Loading...
Logo TinLit
Read Story - Sweet Seventeen
MENU
About Us  

“Ini pembayaran terakhir dari kontrak yang kepaksa dibatalin karena kelakuanmu.” Mama menggerutu sambil menekan remote tv.

Sementara itu, aku dan Trin cuma saling melirik. Enggak perlu ditanggapi, itu aturan yang kupegang sekarang.

Mama memang masih belum terima, Mama juga sering mengungkit soal penalti yang harus dibayar karena aku membatalkan kontrak. Rasanya pengin membalas karena itu risiko dari Mama yang keras kepala. Kalau saja Mama enggak ngotot dan bisa menerima keputusanku dengan menolak kontrak baru, hal ini enggak akan terjadi.

“Capek-capek Mama bikin image kamu baik, tapi kamu malah begini. Sekarang Dafa dan Kenny yang dapetin peran itu, kamu malah enggak dapat apa-apa.” Mama masih melanjutkan gerutuannya.

Tiga hari yang lalu, Dafa mengunggah konten kalau dia jadian dengan Kenny. Entah itu beneran atau setting-an, aku enggak peduli. Aku sempat membaca komentar di video itu. Ada yang mendukung, tapi enggak sedikit juga yang curiga dengan hubungan itu.
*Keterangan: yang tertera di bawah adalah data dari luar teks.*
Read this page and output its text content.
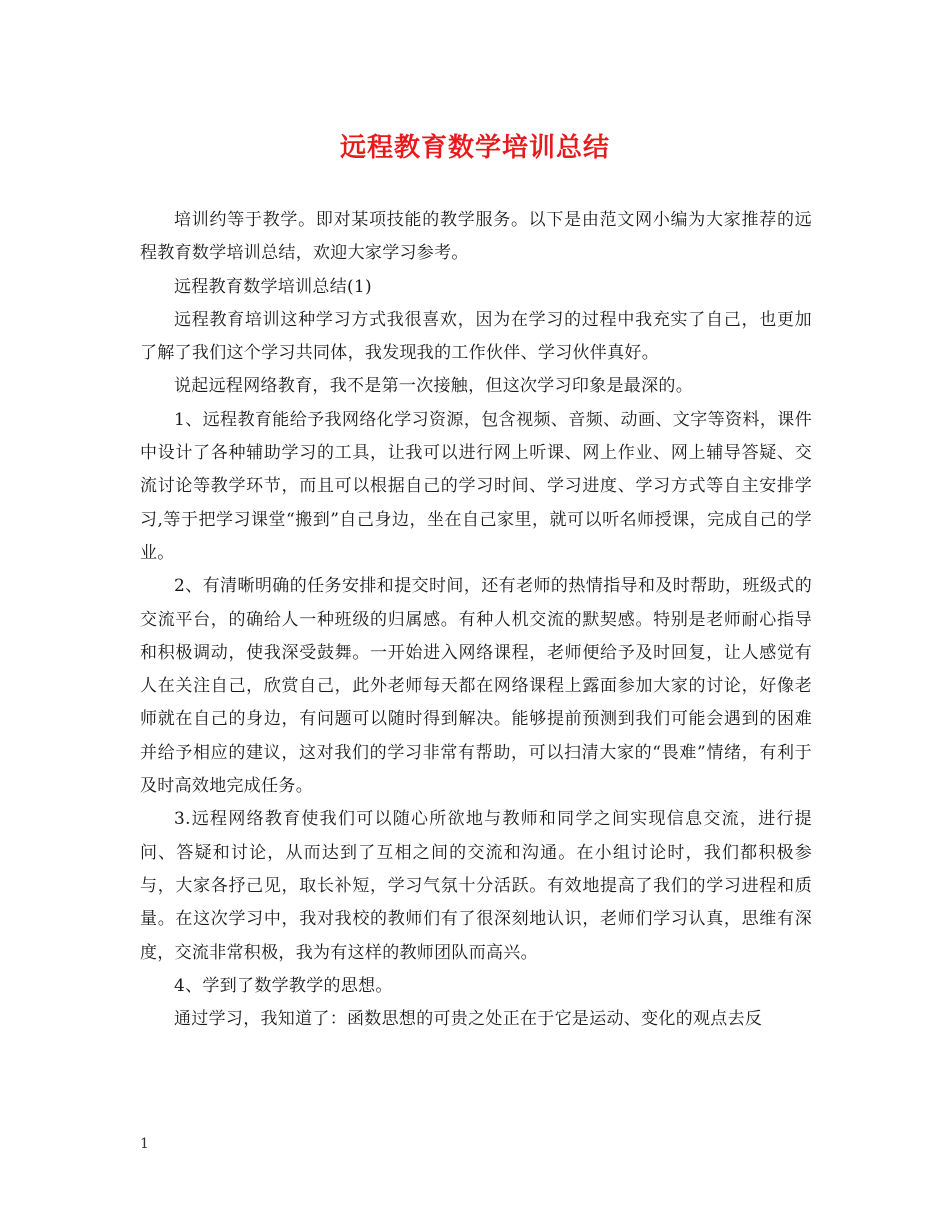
远程教育数学培训总结

培训约等于教学。即对某项技能的教学服务。以下是由范文网小编为大家推荐的远程教育数学培训总结，欢迎大家学习参考。

远程教育数学培训总结(1)

远程教育培训这种学习方式我很喜欢，因为在学习的过程中我充实了自己，也更加了解了我们这个学习共同体，我发现我的工作伙伴、学习伙伴真好。

说起远程网络教育，我不是第一次接触，但这次学习印象是最深的。

1、远程教育能给予我网络化学习资源，包含视频、音频、动画、文字等资料，课件中设计了各种辅助学习的工具，让我可以进行网上听课、网上作业、网上辅导答疑、交流讨论等教学环节，而且可以根据自己的学习时间、学习进度、学习方式等自主安排学习,等于把学习课堂“搬到”自己身边，坐在自己家里，就可以听名师授课，完成自己的学业。

2、有清晰明确的任务安排和提交时间，还有老师的热情指导和及时帮助，班级式的交流平台，的确给人一种班级的归属感。有种人机交流的默契感。特别是老师耐心指导和积极调动，使我深受鼓舞。一开始进入网络课程，老师便给予及时回复，让人感觉有人在关注自己，欣赏自己，此外老师每天都在网络课程上露面参加大家的讨论，好像老师就在自己的身边，有问题可以随时得到解决。能够提前预测到我们可能会遇到的困难并给予相应的建议，这对我们的学习非常有帮助，可以扫清大家的“畏难”情绪，有利于及时高效地完成任务。

3.远程网络教育使我们可以随心所欲地与教师和同学之间实现信息交流，进行提问、答疑和讨论，从而达到了互相之间的交流和沟通。在小组讨论时，我们都积极参与，大家各抒己见，取长补短，学习气氛十分活跃。有效地提高了我们的学习进程和质量。在这次学习中，我对我校的教师们有了很深刻地认识，老师们学习认真，思维有深度，交流非常积极，我为有这样的教师团队而高兴。

4、学到了数学教学的思想。

通过学习，我知道了：函数思想的可贵之处正在于它是运动、变化的观点去反

1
Beberapa membawa namaku, membandingkan hubungan Dafa denganku, juga Dafa dan Kenny.

Mereka juga dapetin peran di serial yang selama ini diincar Mama. Jadi, makin banyak yang berspekulasi kalau hubungan mereka cuma setting-an demi kebutuhan promosi dan konten.

Melalui Arisha, aku masih sering mendengar info terbaru soal diriku. Memang banyak yang menghujatku, salah satunya akun Karianna Godzilla yang makin menjadi-jadi dengan semua komentar jahatnya, tapi enggak sedikit juga yang memuji keberanianku.
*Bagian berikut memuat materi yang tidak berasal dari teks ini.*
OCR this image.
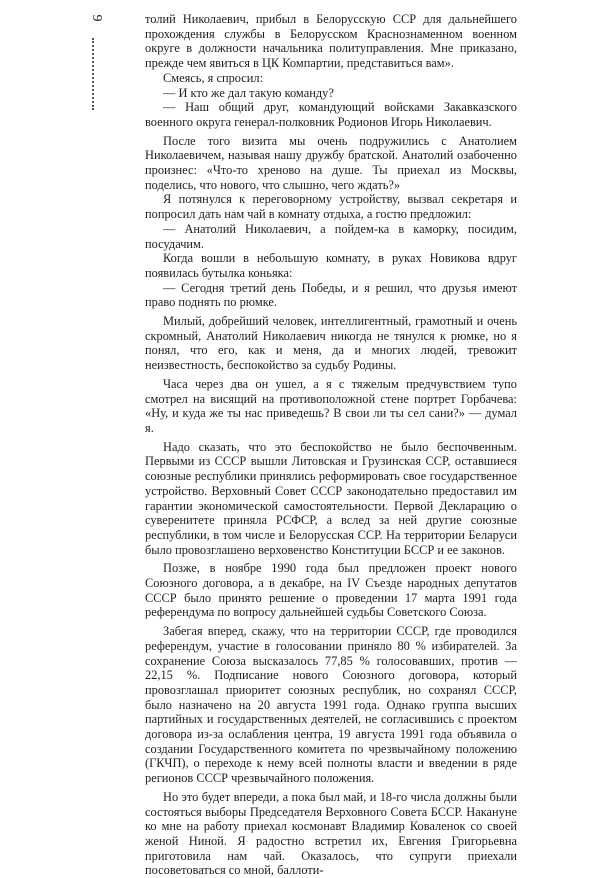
9	толий Николаевич, прибыл в Белорусскую ССР для дальнейшего прохождения службы в Белорусском Краснознаменном военном округе в должности начальника политуправления. Мне приказано, прежде чем явиться в ЦК Компартии, представиться вам».

Смеясь, я спросил:

— И кто же дал такую команду?

— Наш общий друг, командующий войсками Закавказского военного округа генерал-полковник Родионов Игорь Николаевич.

После того визита мы очень подружились с Анатолием Николаевичем, называя нашу дружбу братской. Анатолий озабоченно произнес: «Что-то хреново на душе. Ты приехал из Москвы, поделись, что нового, что слышно, чего ждать?»

Я потянулся к переговорному устройству, вызвал секретаря и попросил дать нам чай в комнату отдыха, а гостю предложил:

— Анатолий Николаевич, а пойдем-ка в каморку, посидим, посудачим.

Когда вошли в небольшую комнату, в руках Новикова вдруг появилась бутылка коньяка:

— Сегодня третий день Победы, и я решил, что друзья имеют право поднять по рюмке.

Милый, добрейший человек, интеллигентный, грамотный и очень скромный, Анатолий Николаевич никогда не тянулся к рюмке, но я понял, что его, как и меня, да и многих людей, тревожит неизвестность, беспокойство за судьбу Родины.

Часа через два он ушел, а я с тяжелым предчувствием тупо смотрел на висящий на противоположной стене портрет Горбачева: «Ну, и куда же ты нас приведешь? В свои ли ты сел сани?» — думал я.

Надо сказать, что это беспокойство не было беспочвенным. Первыми из СССР вышли Литовская и Грузинская ССР, оставшиеся союзные республики принялись реформировать свое государственное устройство. Верховный Совет СССР законодательно предоставил им гарантии экономической самостоятельности. Первой Декларацию о суверенитете приняла РСФСР, а вслед за ней другие союзные республики, в том числе и Белорусская ССР. На территории Беларуси было провозглашено верховенство Конституции БССР и ее законов.

Позже, в ноябре 1990 года был предложен проект нового Союзного договора, а в декабре, на IV Съезде народных депутатов СССР было принято решение о проведении 17 марта 1991 года референдума по вопросу дальнейшей судьбы Советского Союза.

Забегая вперед, скажу, что на территории СССР, где проводился референдум, участие в голосовании приняло 80 % избирателей. За сохранение Союза высказалось 77,85 % голосовавших, против — 22,15 %. Подписание нового Союзного договора, который провозглашал приоритет союзных республик, но сохранял СССР, было назначено на 20 августа 1991 года. Однако группа высших партийных и государственных деятелей, не согласившись с проектом договора из-за ослабления центра, 19 августа 1991 года объявила о создании Государственного комитета по чрезвычайному положению (ГКЧП), о переходе к нему всей полноты власти и введении в ряде регионов СССР чрезвычайного положения.

Но это будет впереди, а пока был май, и 18-го числа должны были состояться выборы Председателя Верховного Совета БССР. Накануне ко мне на работу приехал космонавт Владимир Коваленок со своей женой Ниной. Я радостно встретил их, Евгения Григорьевна приготовила нам чай. Оказалось, что супруги приехали посоветоваться со мной, баллоти-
Namun, aku menegaskan kepada diriku sendiri untuk enggak ambil pusing. Termasuk, mengabaikan si Karianna Godzilla. Siapa pun dia, enggak ada hubungannya denganku.

Mama melempar remote TV ke sofa dan beranjak dari ruang tengah. Aku mengikuti Mama menuju halaman samping yang kini makin rimbun berkat hobi baru Mama, berkebun.

“Kasih Mama waktu, nanti juga Mama capek sendiri. Kayak dulu sama gue,” seru Trin, saatn hanya tinggal aku berdua dengannya.

“Bukan capek, tapi Mama ngalihin energinya ke gue. Sekarang, enggak ada lagi tempat pengalihan,” bantahku.

Trin terkekeh. “Sekarang Mama udah punya pengalihan energi lain. Tuh, tanaman di rumah makin banyak.”

Aku ikut tertawa. Itu ide Papa, alasannya biar Mama punya kesibukan lain daripada uring-uringan terus. Jadi, Mama mulai suka berkebun. Papa sempat mengeluh karena hobi baru Mama lumayan mahal, tapi itu cuma bercanda. Papa sama sekali enggak keberatan, mungkin itu cara Papa untuk menghindari konflik berkelanjutan di rumah ini.

“So, how’s life?”

“Better, I guess,” sahutku. “Much better, karena enggak ada lagi orang-orang toksik di dekat gue.”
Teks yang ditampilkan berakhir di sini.